French President Emmanuel Macron and fifteen of his ministers were forced to change their phones and numbers in July after it was revealed that they were targeted in 2019 by Moroccan authorities using Israeli-made spyware called Pegasus. Once installed, the Pegasus spyware can access and turn on a smartphone’s camera and microphone and access all applications, harvesting GPS location data, photos, videos, SMS messages, emails, WhatsApp chats, calendar and phone contacts.
According to French newspaper Le Monde, Macron’s and his ministers’ mobile phone numbers were among more than 50,000 targeted by the spyware, which was developed by cyber-surveillance company NSO Group Technologies. Paris-based non-profit Forbidden Stories and Amnesty International, which initially broke the story, reported that at least 180 journalists worldwide were also targeted.
In May 2019, 1,400 smartphone users were similarly targeted using Pegasus spyware, including government officials, diplomats, lawyers, journalists, political dissidents and human rights defenders in twenty different countries. At the time, it was discovered the surveillance software could be installed on iPhones and Android smartphones by ringing the targeted user via the WhatsApp messaging application. An article published in the Financial Times noted that the spyware could “be transmitted even if users did not answer their phones”, the malicious calls simply disappearing from the call logs. Facebook, which owns WhatsApp, claims to have fixed the security breach and has since launched a lawsuit against the NSO Group.
The NSO Group—which sells “cybersecurity” programs only to government agencies worldwide—reportedly has contracts with at least 60 intelligence, military and law enforcement agencies in 40 different countries. Founded in 2010, the company is one of the many cybersecurity firms in Israel established by former members of the Zionist state’s military intelligence spy corps. The largest unit in the Israeli military, Unit 8200 (also known as the ISNU) is considered the equivalent of the US National Security Agency.
Israeli anti-occupation group Who Profits noted in its June 2021 report Repression Diplomacy: The Israeli Cyber-Industry that Unit 8200 is responsible for collecting 90 percent of all intelligence in Israel and is involved in all the major operations run by Mossad and Shin Bet, respectively the state’s external spy agency and internal secret police.
According to the Who Profits report, a central activity of Israel’s military intelligence unit has been maintaining “military and political control over the occupied Palestinian population”. This was confirmed in 2014, when a group of 43 serving and former soldiers from Unit 8200 published an open letter in Israel’s largest circulation newspaper, Yedioth Ahronoth. The soldiers’ letter confirmed that “intelligence [gathering] is an integral part of Israel’s military occupation over the territories”.

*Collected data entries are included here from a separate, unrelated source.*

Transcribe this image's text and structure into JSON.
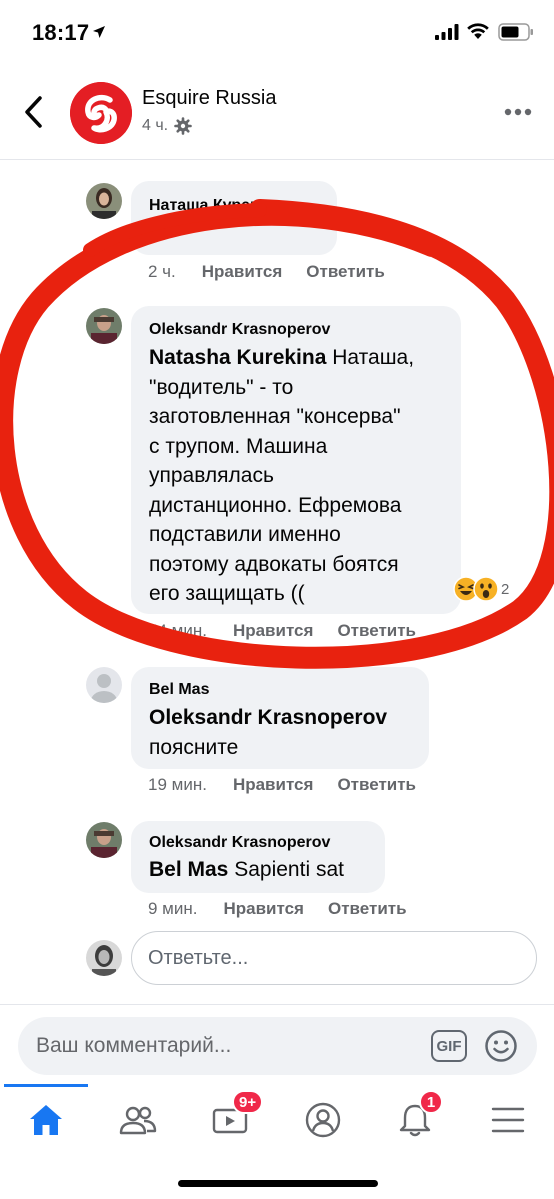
{
  "status_bar": {
    "time": "18:17"
  },
  "header": {
    "page_name": "Esquire Russia",
    "time_ago": "4 ч."
  },
  "comments": [
    {
      "author": "Наташа Курекина",
      "partial_text": "",
      "time": "2 ч.",
      "like": "Нравится",
      "reply": "Ответить"
    },
    {
      "author": "Oleksandr Krasnoperov",
      "mention": "Natasha Kurekina",
      "lines": [
        "Наташа,",
        "\"водитель\" - то",
        "заготовленная \"консерва\"",
        "с трупом. Машина",
        "управлялась",
        "дистанционно. Ефремова",
        "подставили  именно",
        "поэтому адвокаты боятся",
        "его защищать (("
      ],
      "reaction_count": "2",
      "time": "54 мин.",
      "like": "Нравится",
      "reply": "Ответить"
    },
    {
      "author": "Bel Mas",
      "mention": "Oleksandr Krasnoperov",
      "text": "поясните",
      "time": "19 мин.",
      "like": "Нравится",
      "reply": "Ответить"
    },
    {
      "author": "Oleksandr Krasnoperov",
      "mention": "Bel Mas",
      "text": "Sapienti sat",
      "time": "9 мин.",
      "like": "Нравится",
      "reply": "Ответить"
    }
  ],
  "reply_box": {
    "placeholder": "Ответьте..."
  },
  "comment_bar": {
    "placeholder": "Ваш комментарий...",
    "gif_label": "GIF"
  },
  "tabs": {
    "video_badge": "9+",
    "notifications_badge": "1"
  },
  "colors": {
    "accent": "#1877f2",
    "badge": "#f02849",
    "annotation_red": "#e8220f",
    "brand": "#e41e24"
  }
}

According to the letter, information gathered by Unit 8200 is used “for political persecution and to create divisions within Palestinian society by recruiting collaborators and driving parts of Palestinian society against itself”, preventing Palestinians from leading “normal lives” and working to “fuel more violence”. According to one of the signatories, Unit 8200’s actions are reminiscent of the surveillance activities carried out by the Stasi in East Germany before the fall of the Berlin Wall.
Four years after the publication of the letter, Tel Aviv newspaper Haaretz reported that Israel has continued to carry out its cyber-surveillance operations against Palestinians in the occupied Palestinian territories, including “monitoring the media, social media and the population as a whole”. Haaretz noted that the operation was “among the largest of its kind in the world”.
While Israel has long been a leading arms dealer, selling weaponry it advertises as being “field-tested” and “battle-proven” against Palestinians, it is also a leading exporter of surveillance technology similarly tested against Palestinians. Writing for the Washington Report on Middle East Affairs last year, Jonathan Cook, an award-winning British journalist and author living in Israel, noted that the country’s trade in military hardware is now “being overshadowed by a market for belligerent software: tools for waging cyber warfare”.
According to Cook, like the military hardware being exported by the Israeli state, the “digital age weapons developed by Israel to oppress Palestinians” are now also being used “against Western populations who have long taken their freedoms for granted”. Cook notes, however, that the Israeli state “keep[s] its fingerprints off much of the new Big Brother technology” by outsourcing the additional developments to the military graduates of Unit 8200 such as the NSO Group but “implicitly” approves the actions of these spyware firms by granting them export licences.
In 2019, Israeli civil rights groups launched a legal challenge to demand that the Israeli Defence Ministry cancel the NSO’s export licence. Danna Ingelton, deputy director of Amnesty International’s technology division, whose own staff had been targeted by Pegasus spyware, told the Financial Times that “the Israeli Ministry of Defence has ignored mounting evidence linking NSO Group to attacks on human rights defenders”, including selling its products “to governments who are known for outrageous human rights abuses, giving them the tools to track activists and critics”.
While Israel has been forced in the wake of the Macron scandal to “investigate” the NSO Group, it is unlikely much will change. The Israeli state and its security elite will continue to cash in on the international market for cyber warfare, while continuing to “battle test” their surveillance products on the Palestinian population they continue to oppress.